The song was also noted for its more pop-oriented production. Rap-Up deemed its production "an upbeat bounce with pop sensibilities," while Billboard called it the most pop-oriented song she has recorded thus far, also noting its disco influence.

==Critical reception==
Billboard placed the song at number 94 on their ranking of the 100 Best Songs of 2017, praising "its instantly memorable chorus and sun-bleached disco-meets-hip-hop swagger" and noting that it was more of a pop song than her previous work.

==Music video==
The music video's concept was created by Rubberband, and was shot in a California desert. Loaf commented in an interview with Hollywood Life that "I wanted to feel very free in the video and show that freedom."

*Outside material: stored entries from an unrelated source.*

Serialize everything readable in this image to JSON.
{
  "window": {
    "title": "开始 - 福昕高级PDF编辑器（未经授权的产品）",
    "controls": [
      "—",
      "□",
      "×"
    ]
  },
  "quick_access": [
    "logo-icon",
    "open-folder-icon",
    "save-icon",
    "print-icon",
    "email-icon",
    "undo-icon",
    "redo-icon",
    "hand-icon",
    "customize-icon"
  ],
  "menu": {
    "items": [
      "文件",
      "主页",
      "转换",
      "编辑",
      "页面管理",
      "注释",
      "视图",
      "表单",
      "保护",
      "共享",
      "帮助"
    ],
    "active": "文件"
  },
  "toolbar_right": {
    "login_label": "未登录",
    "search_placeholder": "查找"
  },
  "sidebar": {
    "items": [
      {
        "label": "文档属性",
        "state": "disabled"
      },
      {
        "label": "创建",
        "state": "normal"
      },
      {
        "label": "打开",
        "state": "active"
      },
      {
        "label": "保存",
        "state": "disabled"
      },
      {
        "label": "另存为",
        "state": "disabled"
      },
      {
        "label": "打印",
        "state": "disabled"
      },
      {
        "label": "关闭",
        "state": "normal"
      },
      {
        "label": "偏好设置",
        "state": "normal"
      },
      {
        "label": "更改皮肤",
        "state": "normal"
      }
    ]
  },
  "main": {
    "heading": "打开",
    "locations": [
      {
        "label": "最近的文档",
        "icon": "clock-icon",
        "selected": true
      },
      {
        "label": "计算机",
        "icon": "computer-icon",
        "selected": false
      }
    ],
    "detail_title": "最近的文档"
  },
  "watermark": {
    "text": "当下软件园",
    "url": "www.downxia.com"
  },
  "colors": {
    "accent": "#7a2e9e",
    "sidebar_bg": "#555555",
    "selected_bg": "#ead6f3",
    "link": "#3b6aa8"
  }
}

==Commercial performance==
Upon its release, the song attained some commercial success. It debuted and peaked on the Billboard Hot 100 dated September 23, 2017, at number 100, becoming Loaf's fourth and most-recent entry to date on that chart.

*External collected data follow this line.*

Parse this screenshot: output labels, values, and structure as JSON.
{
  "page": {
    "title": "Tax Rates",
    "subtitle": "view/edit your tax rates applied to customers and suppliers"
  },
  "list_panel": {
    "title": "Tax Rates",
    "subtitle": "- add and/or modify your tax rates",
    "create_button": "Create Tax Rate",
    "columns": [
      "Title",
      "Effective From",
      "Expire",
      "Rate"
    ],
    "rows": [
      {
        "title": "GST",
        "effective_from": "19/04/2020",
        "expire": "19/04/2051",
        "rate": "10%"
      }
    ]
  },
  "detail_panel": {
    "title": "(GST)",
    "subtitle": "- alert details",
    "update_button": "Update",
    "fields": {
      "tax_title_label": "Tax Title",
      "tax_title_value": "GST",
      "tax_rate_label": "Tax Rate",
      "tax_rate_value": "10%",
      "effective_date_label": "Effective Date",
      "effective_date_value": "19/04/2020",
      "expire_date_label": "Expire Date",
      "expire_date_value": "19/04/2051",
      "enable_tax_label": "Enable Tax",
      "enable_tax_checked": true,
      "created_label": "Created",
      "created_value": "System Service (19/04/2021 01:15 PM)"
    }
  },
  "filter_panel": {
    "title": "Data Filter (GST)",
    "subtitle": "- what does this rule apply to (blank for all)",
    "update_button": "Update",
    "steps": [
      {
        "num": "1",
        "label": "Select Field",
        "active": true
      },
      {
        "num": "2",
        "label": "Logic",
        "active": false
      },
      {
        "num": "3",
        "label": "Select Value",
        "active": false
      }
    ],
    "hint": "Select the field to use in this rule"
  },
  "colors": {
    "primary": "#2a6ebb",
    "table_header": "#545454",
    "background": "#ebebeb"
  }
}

The song also entered many genre-specific charts. On the Billboard Hot R&B/Hip-Hop Songs chart, "No Fear" peaked at number 43 on the chart dated September 23, 2017. On the Hot R&B Songs chart, the song became Loaf's first entry as a solo artist, eventually achieving a peak of number 13. On the R&B/Hip-Hop Airplay chart, the song peaked at number 33, while it peaked at number 5 on the Rhythmic Songs chart, becoming Loaf's highest-peaking entry on that chart as a lead artist, and her second-highest-peaking entry on the chart overall (behind Kid Ink's "Be Real," on which she was featured).

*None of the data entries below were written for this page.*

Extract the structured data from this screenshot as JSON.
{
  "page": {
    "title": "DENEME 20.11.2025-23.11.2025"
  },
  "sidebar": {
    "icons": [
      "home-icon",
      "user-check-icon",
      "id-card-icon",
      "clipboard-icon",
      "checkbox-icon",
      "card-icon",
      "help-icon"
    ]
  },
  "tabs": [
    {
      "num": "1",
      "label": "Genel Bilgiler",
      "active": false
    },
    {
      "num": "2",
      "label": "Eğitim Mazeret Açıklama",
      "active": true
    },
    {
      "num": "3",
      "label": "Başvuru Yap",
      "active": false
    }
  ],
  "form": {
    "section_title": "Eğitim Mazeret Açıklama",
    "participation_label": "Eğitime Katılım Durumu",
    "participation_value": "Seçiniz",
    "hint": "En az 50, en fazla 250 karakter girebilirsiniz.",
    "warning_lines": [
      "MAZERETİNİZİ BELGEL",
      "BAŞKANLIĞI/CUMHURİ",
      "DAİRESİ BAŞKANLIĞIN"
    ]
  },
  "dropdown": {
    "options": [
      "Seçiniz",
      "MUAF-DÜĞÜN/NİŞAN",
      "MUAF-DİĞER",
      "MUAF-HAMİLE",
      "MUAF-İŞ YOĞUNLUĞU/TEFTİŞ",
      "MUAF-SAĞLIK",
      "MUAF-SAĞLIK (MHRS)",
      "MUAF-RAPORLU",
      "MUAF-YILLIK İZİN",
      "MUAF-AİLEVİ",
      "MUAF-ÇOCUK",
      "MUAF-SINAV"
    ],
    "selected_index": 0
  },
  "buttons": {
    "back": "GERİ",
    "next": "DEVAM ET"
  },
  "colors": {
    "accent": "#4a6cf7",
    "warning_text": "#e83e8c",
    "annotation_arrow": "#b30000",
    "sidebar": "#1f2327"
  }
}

On the year-end ranking of the 50 most popular rhythmic songs of 2017, "No Fear" placed at number 40. The song also appeared on the year-end ranking of Hot R&B Songs, on which it placed at number 42.

==In popular culture==

In early 2024, the song resurged in popularity on TikTok after almost 7 years since its release.

==Charts==

===Weekly charts===

| Chart (2017) | Peak position |
|---|---|
| US Billboard Hot 100 | 100 |
| US Hot R&B/Hip-Hop Songs (Billboard) | 43 |
| US Rhythmic Airplay (Billboard) | 5 |

===Year-end charts===

| Chart (2017) | Position |
|---|---|
| US Rhythmic (Billboard) | 40 |

==Certifications==

Certifications for "No Fear"
| Region | Certification | Certified units/sales |
| New Zealand (RMNZ) | Platinum | 30,000^{‡} |
| United Kingdom (BPI) | Silver | 200,000^{‡} |
| United States (RIAA) | Gold | 500,000^{‡} |
^{‡} Sales+streaming figures based on certification alone.